Digital Marketing

By Matthew Smith

When camp directors first created websites in the 1990s, most took their brochures and put them online. Although today’s websites may bear some resemblance to those virtual brochures, there's a major difference: today's websites collect information—vast amounts that can be extremely helpful because of their instantaneous and constant feedback.

Do you ever wonder whether a website is effective at communicating the value of your camp? The answers can be found. For example, one can glean how many people visit a site, where they come from, what pages they visit, how long they stay, where they click, and even where they scroll—and that's just scratching the surface.

Where does one start? Collect data with Google Analytics. Track scrolling and clicking with CrazyEgg. Improve site speed with GTMetrix—all for free.

Getting Started
For those who are ready for digital marketing, here are three pieces of advice:

  • Carve out a marketing budget.
  • Hire consultants.
  • Build trust online. 

1.) Carve out a marketing budget.
A budget and a willingness to spend money will assist camp directors in learning how to market their camp. Items must be customized. While ideas may be “borrowed” from other marketers, these items will likely require tweaking to make them work for you.

To create a marketing budget, cuts may need to be made in other areas. Aim for revenue in the 5- to 10-percent range. If this is not possible, start smaller and increase the revenue over time. Something is better than nothing; but don’t spend more than you can afford to lose.

2.) Hire consultants.
The rate of technological change these days is staggering. In fact, it’s so fast that it’s impossible for small business owners to remain at the forefront of digital marketing on their own. For this reason, consider hiring consultants.

To determine whom to hire, find someone to evaluate your online presence. There are two options:

  • Find a friend in the industry. (Put that LinkedIn account to use!)
  • Hire a consultant.  

Consultants can be beneficial for several reasons. For starters, they're experts—they live and breathe this stuff. And second, if they don't work out, they can be replaced fairly easily—better than if you hired someone in-house.

The most difficult part is finding people who can be trusted. There's plenty of snake oil out there. This problem stems from what economists call a low barrier to entry: to be a consultant, it's easy to learn the basics, throw up a flashy website, and start selling services. And it's not only swindlers one has to be on the lookout for. There are good people who just honestly overestimate their abilities. Be discerning.

For those who don’t want an evaluation of their online presence, and want to do their own hiring, it's time to shop around. Begin by setting up sales pitches—a process that is enormously edifying. To demonstrate their expertise, and in an effort to win your business, consultants have to let you see behind the curtain.

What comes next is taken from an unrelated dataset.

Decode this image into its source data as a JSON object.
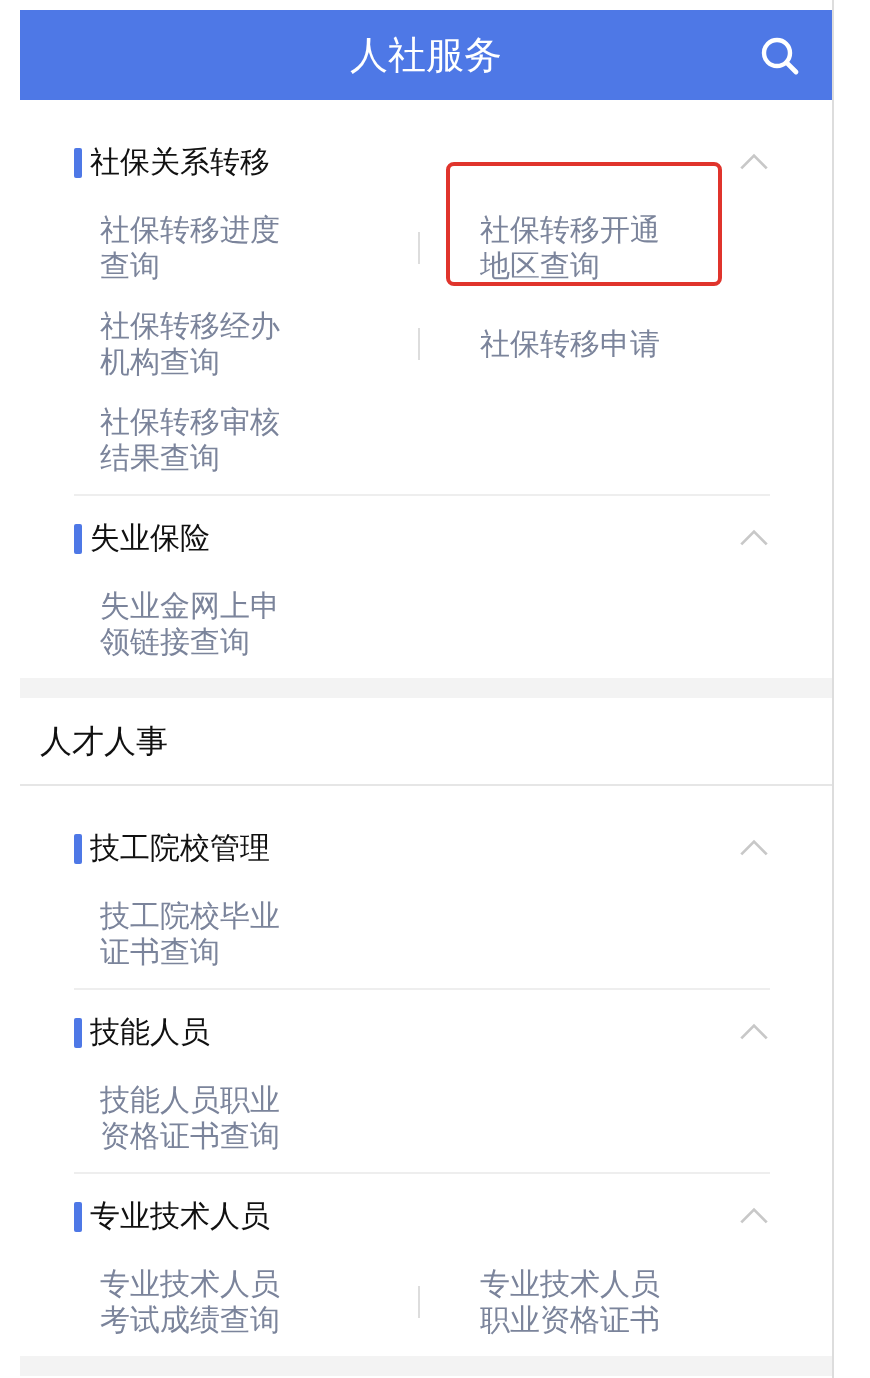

One word of caution: never (ever) hire a consultant before comparing that person with others. Set up three or four sales pitches before narrowing the list and then making a decision.

3.) Build trust online.
Just as a camp director may be skeptical or reluctant to trust a consultant, parents looking to send their child to camp are equally skeptical and rightly so—they don't know you as a director, and they're definitely concerned about the safety of their child. Parents looking at your website are trying to determine whether the camp is trustworthy. How your website looks, how it works, and what it says may be a telling factor in their decision.

Build trust with visitors to the site with a positive user experience—the look and feel, site speed, navigation, internal linking, images, and testimonials. It is only after parents have a good user experience and determine you are trustworthy that they will begin to consider the messaging.

For those who are ready to get started, there is bad news and good news. The bad news is that little will be accomplished in the first business cycle. The good news is that making a commitment to digital marketing will eventually produce dividends. And when it does, you'll be congratulating yourself for such good foresight.